Day 69: High Saddle to Mazama Village

The arcing hike into Crater Lake National Park was hot, dry and largely burned out, but led to a large pot of trail magic at the end. Forced to carry a full three liters of water to make the 20 mile stretch to the park entrance, I doggedly trudged along through a blackened forest, the tall husks of long-dead trees towering overhead but offering little shade. At times the high volcanic peak of Mount Thielsen reared its head above the horizon, and an unknown snow-capped mountain could be seen at one point in the far distance.

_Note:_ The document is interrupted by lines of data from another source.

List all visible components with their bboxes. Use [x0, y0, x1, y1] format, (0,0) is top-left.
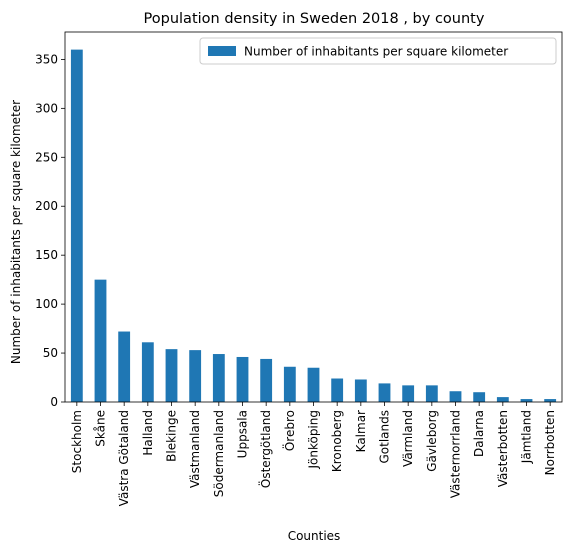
- x-tick-label: Västerbotten: [496, 410, 510, 487]
- x-tick-label: Östergötland: [257, 410, 273, 488]
- bar-vastra-gotaland: [118, 331, 131, 402]
- bar-ostergotland: [260, 358, 273, 402]
- x-tick-label: Värmland: [401, 410, 415, 467]
- x-tick-label: Dalarna: [472, 410, 486, 457]
- x-tick-label: Västernorrland: [449, 410, 463, 498]
- x-tick-label: Jönköping: [307, 410, 321, 470]
- bar-vastmanland: [189, 350, 202, 402]
- y-tick-label: 250: [35, 150, 58, 164]
- legend: Number of inhabitants per square kilomet…: [199, 37, 557, 65]
- bar-blekinge: [165, 349, 178, 402]
- y-tick-label: 100: [35, 297, 58, 311]
- y-tick-label: 150: [35, 248, 58, 262]
- bar-norrbotten: [544, 399, 557, 402]
- y-tick-label: 50: [43, 346, 58, 360]
- legend-label: Number of inhabitants per square kilomet…: [244, 45, 508, 59]
- bar-skane: [94, 279, 107, 402]
- x-tick-label: Västra Götaland: [117, 410, 131, 506]
- bar-jamtland: [520, 399, 533, 402]
- x-tick-label: Västmanland: [188, 410, 202, 488]
- y-tick-label: 0: [50, 395, 58, 409]
- x-tick-label: Uppsala: [236, 410, 250, 458]
- bar-vasterbotten: [496, 397, 509, 402]
- bar-sodermanland: [212, 354, 225, 402]
- x-tick-label: Jämtland: [520, 410, 534, 464]
- x-tick-label: Örebro: [281, 410, 297, 451]
- bar-kalmar: [354, 379, 367, 402]
- x-tick-label: Kronoberg: [330, 410, 344, 472]
- x-tick-label: Skåne: [94, 410, 108, 447]
- x-axis-label: Counties: [288, 529, 341, 543]
- legend-swatch: [208, 46, 236, 56]
- legend-box: [199, 37, 557, 65]
- bar-orebro: [283, 366, 296, 402]
- plot-area: 0 50 100 150 200 250 300 350 Stockholm Skåne Västr…: [35, 31, 563, 506]
- x-tick-label: Gävleborg: [425, 410, 439, 472]
- x-tick-label: Kalmar: [354, 410, 368, 452]
- chart-title: Population density in Sweden 2018 , by c…: [144, 11, 485, 27]
- bar-gavleborg: [425, 385, 438, 402]
- bar-kronoberg: [331, 378, 344, 402]
- y-tick-label: 350: [35, 52, 58, 66]
- x-tick-label: Halland: [141, 410, 155, 456]
- bar-halland: [141, 342, 154, 402]
- x-tick-label: Stockholm: [70, 410, 84, 473]
- bar-dalarna: [473, 392, 486, 402]
- bar-vasternorrland: [449, 391, 462, 402]
- y-axis-label: Number of inhabitants per square kilomet…: [9, 100, 23, 364]
- bar-gotlands: [378, 383, 391, 402]
- bar-stockholm: [70, 49, 83, 402]
- x-tick-label: Blekinge: [165, 410, 179, 462]
- bar-varmland: [402, 385, 415, 402]
- y-tick-label: 200: [35, 199, 58, 213]
- bar-jonkoping: [307, 367, 320, 402]
- x-tick-label: Gotlands: [378, 410, 392, 464]
- bar-uppsala: [236, 356, 249, 402]
- x-tick-label: Norrbotten: [543, 410, 557, 475]
- x-tick-label: Södermanland: [212, 410, 226, 497]
- y-tick-label: 300: [35, 101, 58, 115]
- axes-frame: [64, 31, 563, 403]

I felt relieved when finally I reached the low wooden sign demarcating the border of the park. A short walk down the road led to Mazama Village, the main visitor area complete with campground, small store and most importantly, a restaurant to which I immediately beelined. Extremely thirsty, I gulped down a full 20 ounce soda and refilled my cup twice before my large pizza arrived. While gracelessly shoving whole slices of gooey cheese into my mouth at a table outside, a man sitting a few tables down approached and asked if I was hiking the PCT. I told him about my journey and learned his name was Roger and he was on a roadtrip with his wife. When I finished eating he generously offered to donate some supplies for my trip, including two dehydrated Mountain House meals and a tall Coors beer. I thanked him profusely and we parted ways, wishing one another well as I walked toward the designated thru-hiker campsite reflecting on the kindness of strangers.